P Sajith pays a tribute to Marquez

"I often wished I could be Melquaides, the mystic gypsy who visits Macondo every year with amazing objects from around the world. He comes back to life from his reported death, during one of his journeys, and declares ‘I could not bear the solitude of death’. I hope Gabo can neither.”

26 Apr 2014 | By PrintWeek India

Gabriel Garcia Marquez, the pioneer who brought magic realism to us all through books like One Hundred Years of Solitude and Love in the Time of Cholera is no more. The author died in Mexico City last Thursday at the age of 87, leaving behind him some of the most admired writing of the 20th century.

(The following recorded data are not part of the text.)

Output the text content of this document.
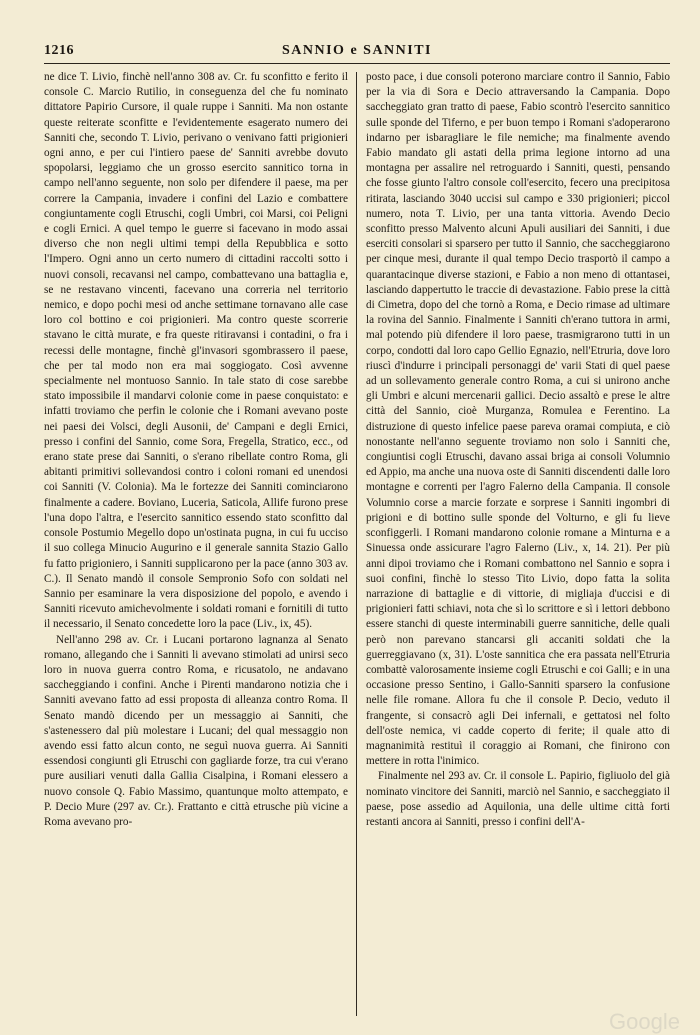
1216	SANNIO e SANNITI

ne dice T. Livio, finchè nell'anno 308 av. Cr. fu sconfitto e ferito il console C. Marcio Rutilio, in conseguenza del che fu nominato dittatore Papirio Cursore, il quale ruppe i Sanniti. Ma non ostante queste reiterate sconfitte e l'evidentemente esagerato numero dei Sanniti che, secondo T. Livio, perivano o venivano fatti prigionieri ogni anno, e per cui l'intiero paese de' Sanniti avrebbe dovuto spopolarsi, leggiamo che un grosso esercito sannitico torna in campo nell'anno seguente, non solo per difendere il paese, ma per correre la Campania, invadere i confini del Lazio e combattere congiuntamente cogli Etruschi, cogli Umbri, coi Marsi, coi Peligni e cogli Ernici. A quel tempo le guerre si facevano in modo assai diverso che non negli ultimi tempi della Repubblica e sotto l'Impero. Ogni anno un certo numero di cittadini raccolti sotto i nuovi consoli, recavansi nel campo, combattevano una battaglia e, se ne restavano vincenti, facevano una correria nel territorio nemico, e dopo pochi mesi od anche settimane tornavano alle case loro col bottino e coi prigionieri. Ma contro queste scorrerie stavano le città murate, e fra queste ritiravansi i contadini, o fra i recessi delle montagne, finchè gl'invasori sgombrassero il paese, che per tal modo non era mai soggiogato. Così avvenne specialmente nel montuoso Sannio. In tale stato di cose sarebbe stato impossibile il mandarvi colonie come in paese conquistato: e infatti troviamo che perfin le colonie che i Romani avevano poste nei paesi dei Volsci, degli Ausonii, de' Campani e degli Ernici, presso i confini del Sannio, come Sora, Fregella, Stratico, ecc., od erano state prese dai Sanniti, o s'erano ribellate contro Roma, gli abitanti primitivi sollevandosi contro i coloni romani ed unendosi coi Sanniti (V. Colonia). Ma le fortezze dei Sanniti cominciarono finalmente a cadere. Boviano, Luceria, Saticola, Allife furono prese l'una dopo l'altra, e l'esercito sannitico essendo stato sconfitto dal console Postumio Megello dopo un'ostinata pugna, in cui fu ucciso il suo collega Minucio Augurino e il generale sannita Stazio Gallo fu fatto prigioniero, i Sanniti supplicarono per la pace (anno 303 av. C.). Il Senato mandò il console Sempronio Sofo con soldati nel Sannio per esaminare la vera disposizione del popolo, e avendo i Sanniti ricevuto amichevolmente i soldati romani e fornitili di tutto il necessario, il Senato concedette loro la pace (Liv., ix, 45).

Nell'anno 298 av. Cr. i Lucani portarono lagnanza al Senato romano, allegando che i Sanniti li avevano stimolati ad unirsi seco loro in nuova guerra contro Roma, e ricusatolo, ne andavano saccheggiando i confini. Anche i Pirenti mandarono notizia che i Sanniti avevano fatto ad essi proposta di alleanza contro Roma. Il Senato mandò dicendo per un messaggio ai Sanniti, che s'astenessero dal più molestare i Lucani; del qual messaggio non avendo essi fatto alcun conto, ne seguì nuova guerra. Ai Sanniti essendosi congiunti gli Etruschi con gagliarde forze, tra cui v'erano pure ausiliari venuti dalla Gallia Cisalpina, i Romani elessero a nuovo console Q. Fabio Massimo, quantunque molto attempato, e P. Decio Mure (297 av. Cr.). Frattanto e città etrusche più vicine a Roma avevano pro-

posto pace, i due consoli poterono marciare contro il Sannio, Fabio per la via di Sora e Decio attraversando la Campania. Dopo saccheggiato gran tratto di paese, Fabio scontrò l'esercito sannitico sulle sponde del Tiferno, e per buon tempo i Romani s'adoperarono indarno per isbaragliare le file nemiche; ma finalmente avendo Fabio mandato gli astati della prima legione intorno ad una montagna per assalire nel retroguardo i Sanniti, questi, pensando che fosse giunto l'altro console coll'esercito, fecero una precipitosa ritirata, lasciando 3040 uccisi sul campo e 330 prigionieri; piccol numero, nota T. Livio, per una tanta vittoria. Avendo Decio sconfitto presso Malvento alcuni Apuli ausiliari dei Sanniti, i due eserciti consolari si sparsero per tutto il Sannio, che saccheggiarono per cinque mesi, durante il qual tempo Decio trasportò il campo a quarantacinque diverse stazioni, e Fabio a non meno di ottantasei, lasciando dappertutto le traccie di devastazione. Fabio prese la città di Cimetra, dopo del che tornò a Roma, e Decio rimase ad ultimare la rovina del Sannio. Finalmente i Sanniti ch'erano tuttora in armi, mal potendo più difendere il loro paese, trasmigrarono tutti in un corpo, condotti dal loro capo Gellio Egnazio, nell'Etruria, dove loro riuscì d'indurre i principali personaggi de' varii Stati di quel paese ad un sollevamento generale contro Roma, a cui si unirono anche gli Umbri e alcuni mercenarii gallici. Decio assaltò e prese le altre città del Sannio, cioè Murganza, Romulea e Ferentino. La distruzione di questo infelice paese pareva oramai compiuta, e ciò nonostante nell'anno seguente troviamo non solo i Sanniti che, congiuntisi cogli Etruschi, davano assai briga ai consoli Volumnio ed Appio, ma anche una nuova oste di Sanniti discendenti dalle loro montagne e correnti per l'agro Falerno della Campania. Il console Volumnio corse a marcie forzate e sorprese i Sanniti ingombri di prigioni e di bottino sulle sponde del Volturno, e gli fu lieve sconfiggerli. I Romani mandarono colonie romane a Minturna e a Sinuessa onde assicurare l'agro Falerno (Liv., x, 14. 21). Per più anni dipoi troviamo che i Romani combattono nel Sannio e sopra i suoi confini, finchè lo stesso Tito Livio, dopo fatta la solita narrazione di battaglie e di vittorie, di migliaja d'uccisi e di prigionieri fatti schiavi, nota che sì lo scrittore e sì i lettori debbono essere stanchi di queste interminabili guerre sannitiche, delle quali però non parevano stancarsi gli accaniti soldati che la guerreggiavano (x, 31). L'oste sannitica che era passata nell'Etruria combattè valorosamente insieme cogli Etruschi e coi Galli; e in una occasione presso Sentino, i Gallo-Sanniti sparsero la confusione nelle file romane. Allora fu che il console P. Decio, veduto il frangente, si consacrò agli Dei infernali, e gettatosi nel folto dell'oste nemica, vi cadde coperto di ferite; il quale atto di magnanimità restituì il coraggio ai Romani, che finirono con mettere in rotta l'inimico.

Finalmente nel 293 av. Cr. il console L. Papirio, figliuolo del già nominato vincitore dei Sanniti, marciò nel Sannio, e saccheggiato il paese, pose assedio ad Aquilonia, una delle ultime città forti restanti ancora ai Sanniti, presso i confini dell'A-

Google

‘Gabo’, as the author was affectionately called throughout Latin America was one of the tallest pillars of the Latin American literary boom of the 1960’s and 1970’s. Marquez started as a journalist, and wrote many acclaimed non-fiction works and short stories.  

The Nobel-laureate has left a legacy which has touched millions across the globe and inspired a generation of authors.

His Nobel Prize acceptance speech by the Gabriel Gracia Marquez known as ‘The Solitude of Latin America’ sums up his writings and his existence:
".. Poets and beggars, musicians and prophets, warriors and scoundrels, all creatures of that unbridled reality, we have had to ask but little of imagination, for our crucial problem has been a lack of conventional means to render our lives believable. This, my friends, is the crux of our solitude."

One Hundred Years of Solitude is the story of the town of Macondo through the history of seven generations of the Buendias family. Macondo is a city of mirrors, built by the Buendias patriarch,  in the remote jungles of Columbian rain forest.  A world built according to his perceptions, and the book tells the story from its founding to doom.

The book by Gabriel Gracia Marquez was written just about the time I was born; yet still holds the freshness whenever I read it, the latest a couple of days back. His work is a delightful blend of the mundane and the magical, history and the fantasy. His narrative makes the magic looks possible and real; while facts look more like fiction. Passion, capitalism, corruption, invention; you name any element that affects our world, and the master describes them in this book with simplicity and purity. Gabo's literary style of 'magic realism' finds its high in this masterpiece.  As a child fed with enough doses of mythology, it was not very difficult for me to come to terms with his style of writing; and I am sure this will apply to many of us Indians.

P Sajith, marketing and sales director at Welbound Worldwide.  As told to Mihir Joshi, also a Marquez fan.